Monday, Oct. 23, 1944
Missions to Teheran
Young, globe-trotting Herbert Hoover Jr., 41, arrived in Washington from the Middle East and promptly hurried to the complicated grey bird's-nest that is the State Department. Hoover's firm, United Engineering Corp., S.A., has been advising the oil-conscious Iranian Government on its oil policies since last June. By last week Teheran oil politics were gushing over. Three U.S. companies--Standard Oil Co. (N.J.), Socony-Vacuum Oil Co. Inc. and Sinclair Oil Corp.--were seeking oil concessions from suave, car-mad Mohammed Shah Pahlavi in competition with the British Anglo-Iranian Oil Co., Ltd., the only company operating in Iran. The Royal-Dutch Shell group was reported to be angling for similar concessions. And from Moscow came word that a Soviet mission has arrived in Teheran to negotiate a Russian oil concession.

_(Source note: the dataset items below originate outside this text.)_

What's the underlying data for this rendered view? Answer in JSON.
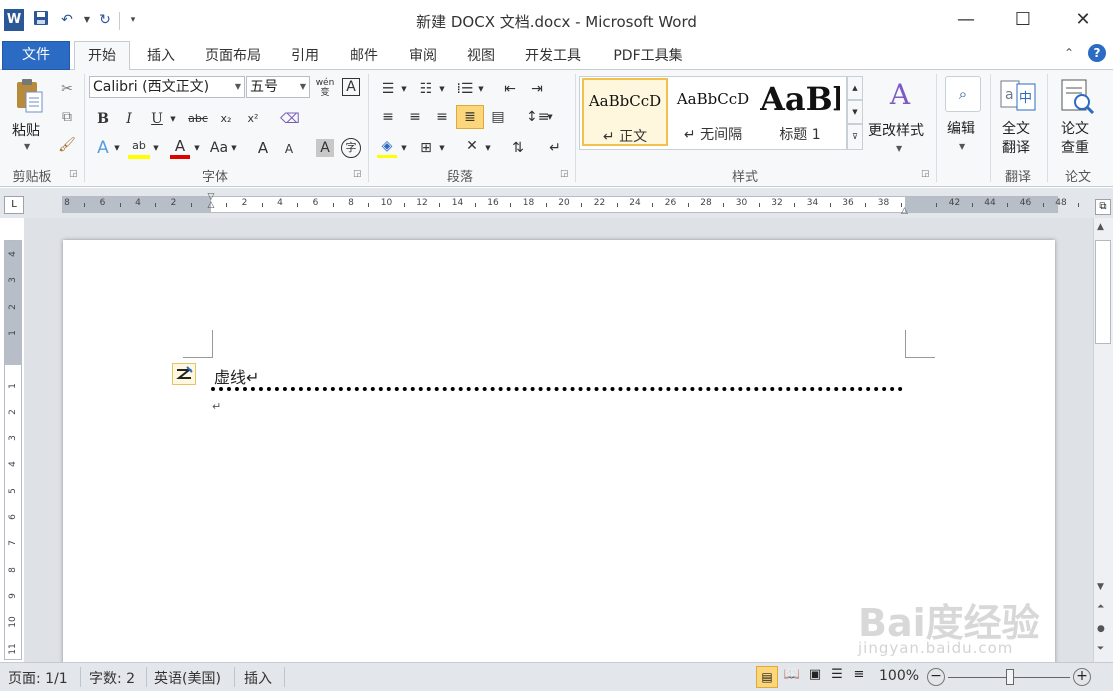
{
  "window": {
    "title": "新建 DOCX 文档.docx - Microsoft Word",
    "controls": {
      "minimize": "—",
      "maximize": "☐",
      "close": "✕"
    }
  },
  "quick_access": {
    "app_icon": "W"
  },
  "tabs": [
    {
      "label": "文件"
    },
    {
      "label": "开始"
    },
    {
      "label": "插入"
    },
    {
      "label": "页面布局"
    },
    {
      "label": "引用"
    },
    {
      "label": "邮件"
    },
    {
      "label": "审阅"
    },
    {
      "label": "视图"
    },
    {
      "label": "开发工具"
    },
    {
      "label": "PDF工具集"
    }
  ],
  "ribbon": {
    "clipboard": {
      "paste_label": "粘贴",
      "group_label": "剪贴板"
    },
    "font": {
      "font_name": "Calibri (西文正文)",
      "font_size": "五号",
      "phonetic_glyph": "wén",
      "char_border_glyph": "A",
      "bold": "B",
      "italic": "I",
      "underline": "U",
      "strike": "abc",
      "subscript": "x₂",
      "superscript": "x²",
      "text_effect": "A",
      "highlight": "ab",
      "font_color": "A",
      "change_case": "Aa",
      "grow": "A",
      "shrink": "A",
      "shading": "A",
      "enclose": "字",
      "group_label": "字体"
    },
    "paragraph": {
      "group_label": "段落"
    },
    "styles": {
      "items": [
        {
          "sample": "AaBbCcD",
          "name": "↵ 正文"
        },
        {
          "sample": "AaBbCcD",
          "name": "↵ 无间隔"
        },
        {
          "sample": "AaBl",
          "name": "标题 1"
        }
      ],
      "change_styles_label": "更改样式",
      "group_label": "样式"
    },
    "editing": {
      "label": "编辑"
    },
    "translate": {
      "label_line1": "全文",
      "label_line2": "翻译",
      "group_label": "翻译"
    },
    "paper": {
      "label_line1": "论文",
      "label_line2": "查重",
      "group_label": "论文"
    }
  },
  "ruler": {
    "horizontal_ticks": [
      "8",
      "6",
      "4",
      "2",
      "",
      "2",
      "4",
      "6",
      "8",
      "10",
      "12",
      "14",
      "16",
      "18",
      "20",
      "22",
      "24",
      "26",
      "28",
      "30",
      "32",
      "34",
      "36",
      "38",
      "",
      "42",
      "44",
      "46",
      "48"
    ],
    "vertical_ticks": [
      "4",
      "3",
      "2",
      "1",
      "",
      "1",
      "2",
      "3",
      "4",
      "5",
      "6",
      "7",
      "8",
      "9",
      "10",
      "11"
    ]
  },
  "document": {
    "line1": "虚线↵",
    "line2": "↵"
  },
  "status": {
    "page": "页面: 1/1",
    "words": "字数: 2",
    "language": "英语(美国)",
    "mode": "插入",
    "zoom": "100%",
    "zoom_level": 1.0
  },
  "watermark": {
    "brand": "Bai度经验",
    "url": "jingyan.baidu.com"
  },
  "colors": {
    "accent": "#2b6bc4",
    "highlight_yellow": "#ffff00",
    "font_red": "#e00000"
  }
}
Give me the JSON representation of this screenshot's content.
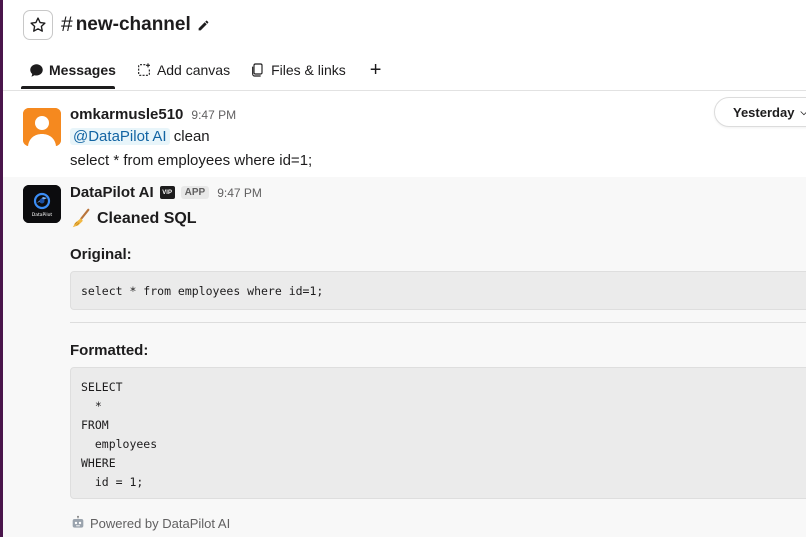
{
  "channel": {
    "title": "new-channel",
    "hash": "#"
  },
  "tabs": [
    {
      "label": "Messages",
      "active": true
    },
    {
      "label": "Add canvas",
      "active": false
    },
    {
      "label": "Files & links",
      "active": false
    }
  ],
  "day_divider": {
    "label": "Yesterday"
  },
  "messages": [
    {
      "sender": "omkarmusle510",
      "time": "9:47 PM",
      "mention": "@DataPilot AI",
      "mention_text": "clean",
      "text": "select * from employees where id=1;"
    },
    {
      "sender": "DataPilot AI",
      "vip_badge": "VIP",
      "app_badge": "APP",
      "time": "9:47 PM",
      "heading": "Cleaned SQL",
      "original_label": "Original:",
      "original_code": "select * from employees where id=1;",
      "formatted_label": "Formatted:",
      "formatted_lines": [
        "SELECT",
        "  *",
        "FROM",
        "  employees",
        "WHERE",
        "  id = 1;"
      ],
      "footer": "Powered by DataPilot AI",
      "avatar_text": "DataPilot"
    }
  ],
  "colors": {
    "sidebar_edge": "#4a154b",
    "mention_bg": "#e8f5fa",
    "mention_fg": "#1264a3",
    "user_avatar": "#f5891f"
  }
}
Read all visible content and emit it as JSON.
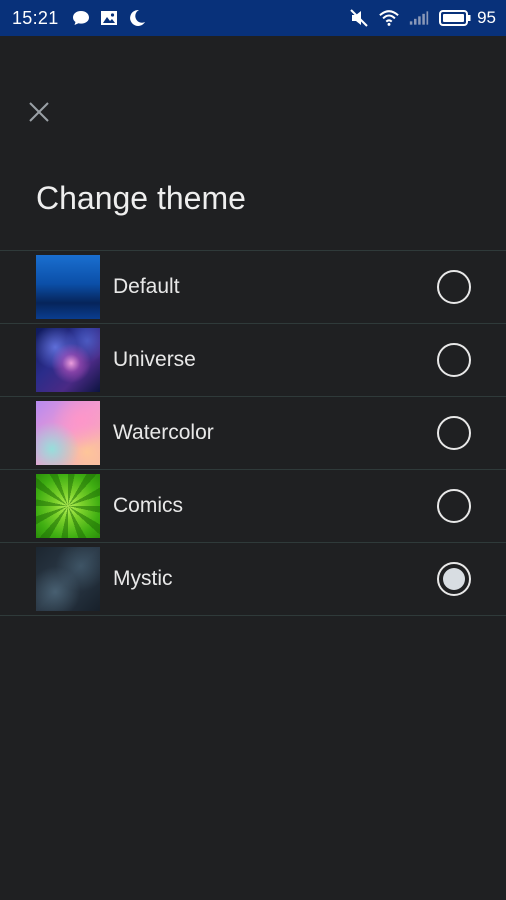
{
  "status_bar": {
    "time": "15:21",
    "battery": "95",
    "icons": [
      "chat-bubble-icon",
      "image-icon",
      "moon-icon",
      "mute-icon",
      "wifi-icon",
      "signal-icon",
      "battery-icon"
    ]
  },
  "header": {
    "close_icon": "close-icon",
    "title": "Change theme"
  },
  "themes": [
    {
      "label": "Default",
      "selected": false
    },
    {
      "label": "Universe",
      "selected": false
    },
    {
      "label": "Watercolor",
      "selected": false
    },
    {
      "label": "Comics",
      "selected": false
    },
    {
      "label": "Mystic",
      "selected": true
    }
  ],
  "colors": {
    "status_bar_bg": "#08317a",
    "background": "#1f2022",
    "divider": "#2f3a3a",
    "text": "#e8e8e8"
  }
}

This jockeying of the Big Three for new fields ran headlong into politics in Iran, now bubbling with feeling against foreigners. In recognition of this, the Shah bluntly told oilmen that no new concessions will be granted till war's end and all foreign troops leave the country. But oilmen took this with a grain of political salt. In prewar years, roughly 20% of Iranian' revenue came from royalties and taxes on oil pumped from the south Iran fields of the British Anglo-Iranian Oil Co., Ltd. If new fields are opened up, Iran's national income will soar.